Having newly entered the US market, a leading investment bank planned on building its own infrastructure for running cashflow simulations for its new business. Starting on a clean slate, they were looking for options that were economical and dynamically scalable. More importantly, they were looking for options that could help them ramp up quickly without going through the whole exercise of building their own datacenter or entering long-term leases.


We were brought in to analyze their situation, recommend the best option, architect the solution and build the platform. Given their key requirements, a public cloud seemed to be the ideal solution. Amazon Web Services (AWS) was the chosen cloud platform. But, being a public cloud, there were new challenges such as security and compliance. We worked with AWS to ensure they were SAS-70 and FISAP complaint.
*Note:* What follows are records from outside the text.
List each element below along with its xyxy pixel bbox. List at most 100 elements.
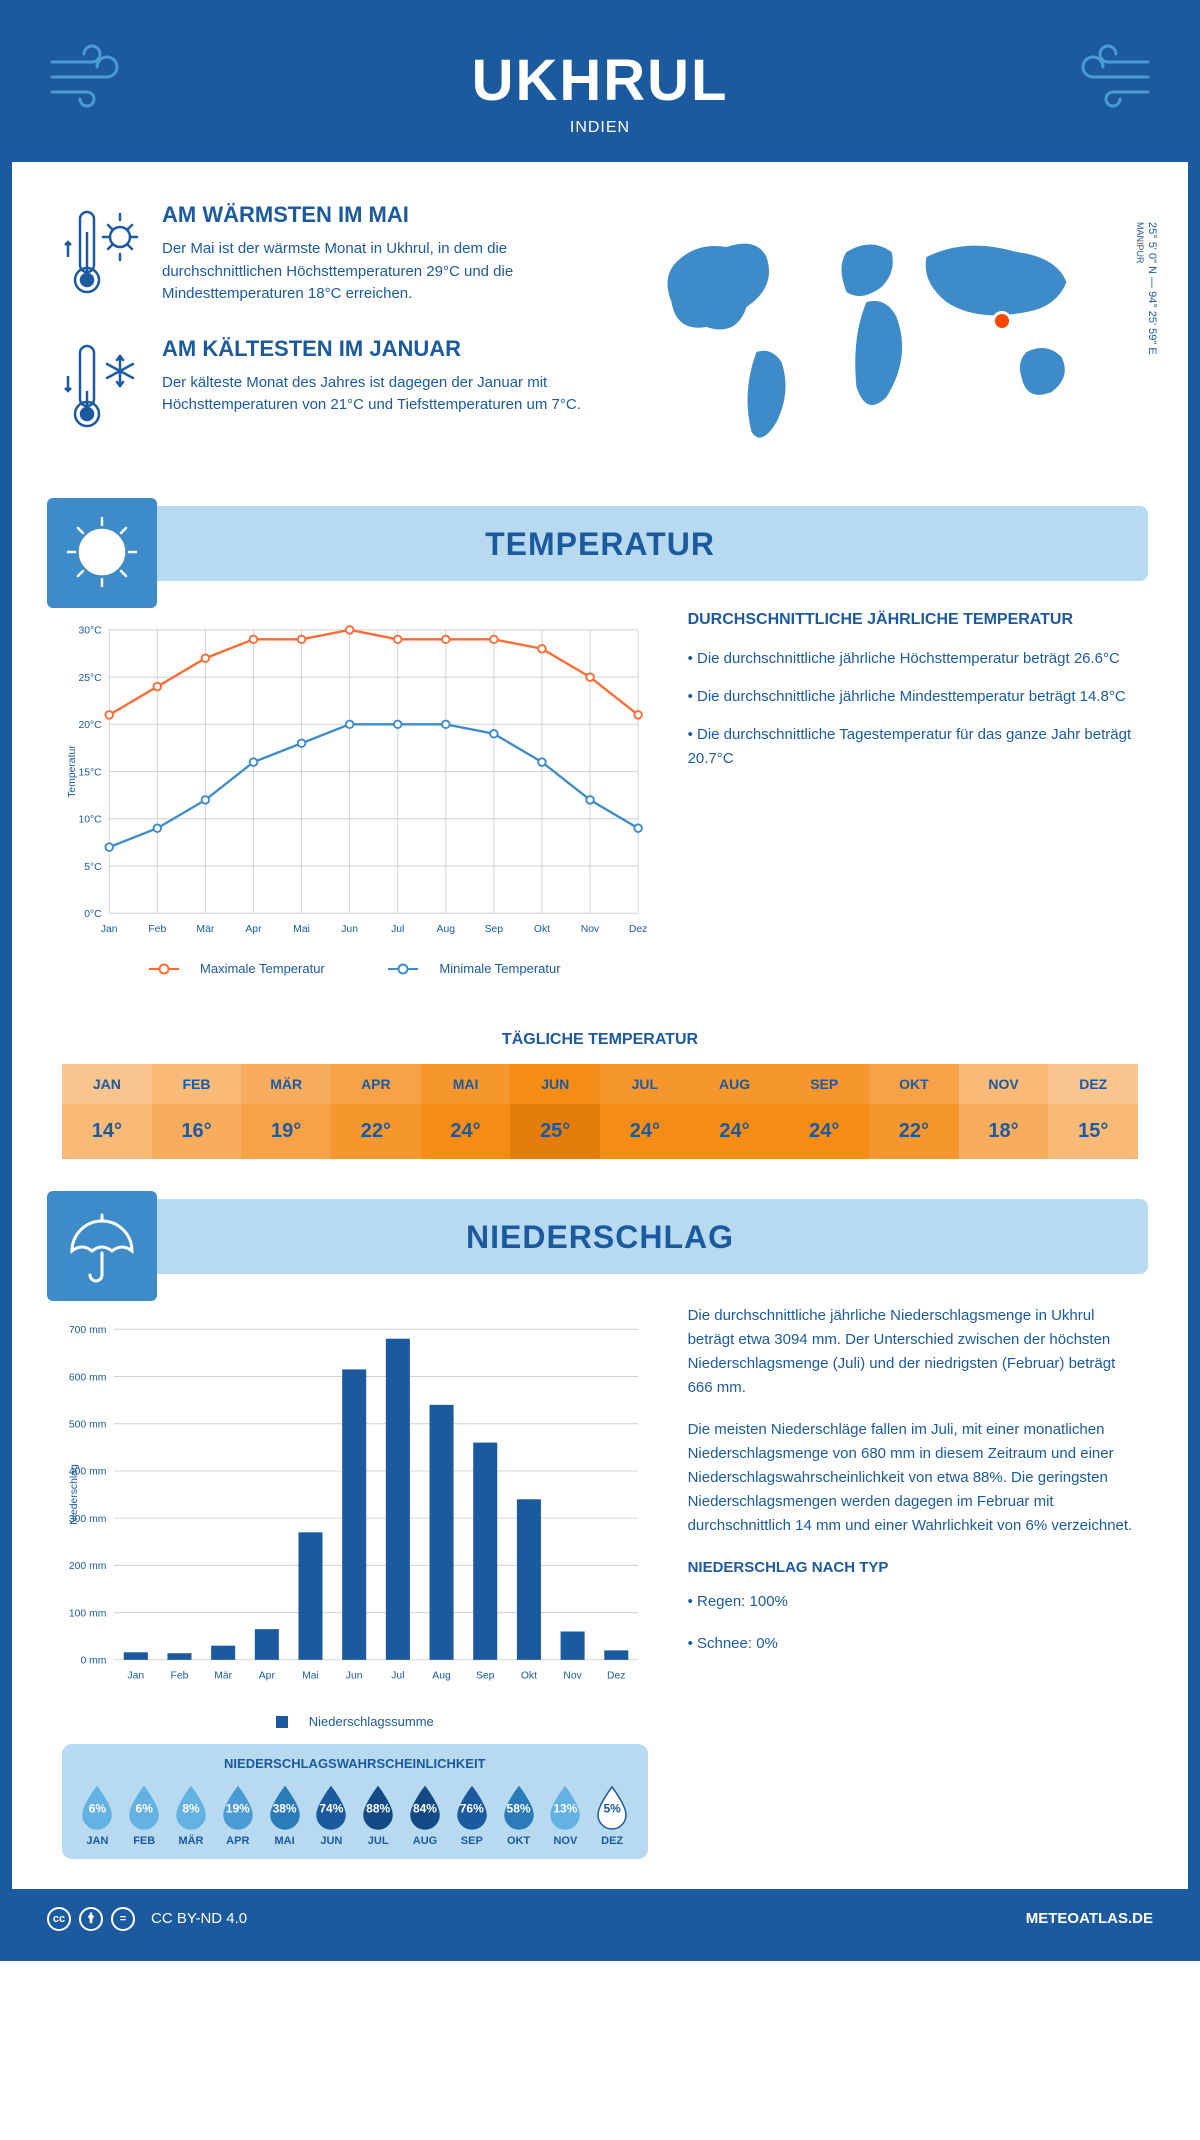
- umbrella-icon: [47, 1191, 157, 1301]
- sun-icon: [47, 498, 157, 608]
- svg-text:Jun: Jun: [346, 1670, 363, 1681]
- location-country: INDIEN: [12, 119, 1188, 137]
- page: UKHRUL INDIEN AM WÄRMSTEN IM MAI Der Mai…: [0, 0, 1200, 1961]
- svg-text:Aug: Aug: [432, 1670, 451, 1681]
- coldest-block: AM KÄLTESTEN IM JANUAR Der kälteste Mona…: [62, 336, 585, 436]
- location-marker: [992, 311, 1012, 331]
- prob-col: 6% FEB: [121, 1783, 168, 1847]
- temp-title: TEMPERATUR: [52, 526, 1148, 563]
- daily-col: MAI 24°: [421, 1064, 511, 1159]
- svg-text:Jan: Jan: [101, 924, 118, 935]
- svg-text:0 mm: 0 mm: [80, 1655, 106, 1666]
- prob-col: 13% NOV: [542, 1783, 589, 1847]
- precip-type-title: NIEDERSCHLAG NACH TYP: [688, 1556, 1138, 1580]
- prob-col: 8% MÄR: [168, 1783, 215, 1847]
- precip-body: 0 mm100 mm200 mm300 mm400 mm500 mm600 mm…: [12, 1274, 1188, 1889]
- wind-icon-right: [1063, 42, 1153, 126]
- prob-title: NIEDERSCHLAGSWAHRSCHEINLICHKEIT: [74, 1756, 636, 1771]
- svg-text:Sep: Sep: [485, 924, 504, 935]
- temp-stats-title: DURCHSCHNITTLICHE JÄHRLICHE TEMPERATUR: [688, 611, 1138, 629]
- svg-text:Sep: Sep: [476, 1670, 495, 1681]
- coldest-text: Der kälteste Monat des Jahres ist dagege…: [162, 372, 585, 417]
- daily-col: FEB 16°: [152, 1064, 242, 1159]
- svg-text:Mär: Mär: [196, 924, 214, 935]
- svg-text:Apr: Apr: [259, 1670, 276, 1681]
- prob-row: 6% JAN 6% FEB 8% MÄR 19% APR 38% MAI: [74, 1783, 636, 1847]
- daily-col: APR 22°: [331, 1064, 421, 1159]
- daily-col: NOV 18°: [959, 1064, 1049, 1159]
- prob-col: 58% OKT: [495, 1783, 542, 1847]
- svg-text:Niederschlag: Niederschlag: [69, 1464, 80, 1525]
- prob-col: 6% JAN: [74, 1783, 121, 1847]
- precip-p1: Die durchschnittliche jährliche Niedersc…: [688, 1304, 1138, 1400]
- precip-section-head: NIEDERSCHLAG: [52, 1199, 1148, 1274]
- precip-type-2: • Schnee: 0%: [688, 1632, 1138, 1656]
- intro-text-col: AM WÄRMSTEN IM MAI Der Mai ist der wärms…: [62, 202, 585, 466]
- svg-text:Jan: Jan: [127, 1670, 144, 1681]
- daily-temp-title: TÄGLICHE TEMPERATUR: [12, 1031, 1188, 1049]
- svg-text:100 mm: 100 mm: [69, 1608, 106, 1619]
- daily-col: JUL 24°: [600, 1064, 690, 1159]
- svg-text:600 mm: 600 mm: [69, 1372, 106, 1383]
- temp-stats: DURCHSCHNITTLICHE JÄHRLICHE TEMPERATUR •…: [688, 611, 1138, 976]
- svg-text:Mär: Mär: [214, 1670, 232, 1681]
- header: UKHRUL INDIEN: [12, 12, 1188, 162]
- warmest-text: Der Mai ist der wärmste Monat in Ukhrul,…: [162, 238, 585, 306]
- prob-col: 74% JUN: [308, 1783, 355, 1847]
- svg-text:0°C: 0°C: [84, 909, 102, 920]
- precip-prob-box: NIEDERSCHLAGSWAHRSCHEINLICHKEIT 6% JAN 6…: [62, 1744, 648, 1859]
- cc-icon: cc: [47, 1907, 71, 1931]
- world-map: [615, 202, 1138, 462]
- svg-text:Aug: Aug: [437, 924, 456, 935]
- temp-stat-3: • Die durchschnittliche Tagestemperatur …: [688, 723, 1138, 771]
- warmest-title: AM WÄRMSTEN IM MAI: [162, 202, 585, 228]
- svg-text:Nov: Nov: [563, 1670, 582, 1681]
- prob-col: 84% AUG: [402, 1783, 449, 1847]
- nd-icon: =: [111, 1907, 135, 1931]
- svg-text:Dez: Dez: [607, 1670, 625, 1681]
- svg-text:Dez: Dez: [629, 924, 647, 935]
- svg-text:15°C: 15°C: [78, 767, 102, 778]
- wind-icon-left: [47, 42, 137, 126]
- license: cc 🛉 = CC BY-ND 4.0: [47, 1907, 247, 1931]
- coldest-title: AM KÄLTESTEN IM JANUAR: [162, 336, 585, 362]
- warmest-block: AM WÄRMSTEN IM MAI Der Mai ist der wärms…: [62, 202, 585, 306]
- temp-chart: 0°C5°C10°C15°C20°C25°C30°CJanFebMärAprMa…: [62, 611, 648, 976]
- location-title: UKHRUL: [12, 47, 1188, 114]
- footer: cc 🛉 = CC BY-ND 4.0 METEOATLAS.DE: [12, 1889, 1188, 1949]
- daily-col: OKT 22°: [869, 1064, 959, 1159]
- svg-text:Feb: Feb: [148, 924, 166, 935]
- svg-text:Jun: Jun: [341, 924, 358, 935]
- daily-temp-table: JAN 14° FEB 16° MÄR 19° APR 22° MAI 24° …: [62, 1064, 1138, 1159]
- daily-col: JAN 14°: [62, 1064, 152, 1159]
- precip-type-1: • Regen: 100%: [688, 1590, 1138, 1614]
- precip-legend: Niederschlagssumme: [62, 1714, 648, 1729]
- by-icon: 🛉: [79, 1907, 103, 1931]
- precip-text-col: Die durchschnittliche jährliche Niedersc…: [688, 1304, 1138, 1859]
- svg-text:20°C: 20°C: [78, 720, 102, 731]
- svg-text:500 mm: 500 mm: [69, 1419, 106, 1430]
- svg-text:Mai: Mai: [302, 1670, 319, 1681]
- precip-p2: Die meisten Niederschläge fallen im Juli…: [688, 1418, 1138, 1538]
- thermometer-hot-icon: [62, 202, 142, 302]
- svg-text:5°C: 5°C: [84, 861, 102, 872]
- daily-col: JUN 25°: [510, 1064, 600, 1159]
- svg-text:30°C: 30°C: [78, 625, 102, 636]
- prob-col: 76% SEP: [448, 1783, 495, 1847]
- temp-body: 0°C5°C10°C15°C20°C25°C30°CJanFebMärAprMa…: [12, 581, 1188, 1006]
- precip-chart-col: 0 mm100 mm200 mm300 mm400 mm500 mm600 mm…: [62, 1304, 648, 1859]
- temp-section-head: TEMPERATUR: [52, 506, 1148, 581]
- map-col: 25° 5' 0" N — 94° 25' 59" EMANIPUR: [615, 202, 1138, 466]
- svg-text:Feb: Feb: [171, 1670, 189, 1681]
- svg-text:Apr: Apr: [245, 924, 262, 935]
- temp-stat-2: • Die durchschnittliche jährliche Mindes…: [688, 685, 1138, 709]
- precip-title: NIEDERSCHLAG: [52, 1219, 1148, 1256]
- daily-col: DEZ 15°: [1048, 1064, 1138, 1159]
- svg-text:700 mm: 700 mm: [69, 1325, 106, 1336]
- daily-col: AUG 24°: [690, 1064, 780, 1159]
- prob-col: 88% JUL: [355, 1783, 402, 1847]
- site-name: METEOATLAS.DE: [1026, 1910, 1153, 1927]
- svg-text:200 mm: 200 mm: [69, 1561, 106, 1572]
- svg-text:Nov: Nov: [581, 924, 600, 935]
- svg-text:Jul: Jul: [391, 1670, 404, 1681]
But, the biggest challenge came in the form of implementing the application that involved their complex algorithm for cashflow simulations of the entire mortgage-backed securities portfolio along various interest rate paths. In this application, interest rates were predicted to move along different paths over the following few months (a year or more) depending upon simulation of various factors. There was one run every night and for every run, there were thousands of such predicted paths. After generating the interest rate paths, every position in the portfolio was simulated along all these paths generating the corresponding cashflows. There were thousands of such positions. While generating these cashflows, additional data such as the indicative information for these securities and the historical data for the entire market were considered. The latter got into terabytes. Maximum number of servers required for one nightly run was close to one-hundred.

Our team comprised of a Project Manager, a lead architect, one security expert and some developers and testers. They worked closely with multiple developers, system administrators, DBAs, architects and senior leaders from the client side.


Because of the high, as well as, dynamic computing requirements of such cashflow simulations, the pay-as-you-go pricing model of the cloud turned out to be very economical. But, the biggest benefit came in the form of faster time-to-market. The client saved close to 4-6 months that would have otherwise taken them to build the infrastructure on their own – something highly critical to them because they were just entering a new market.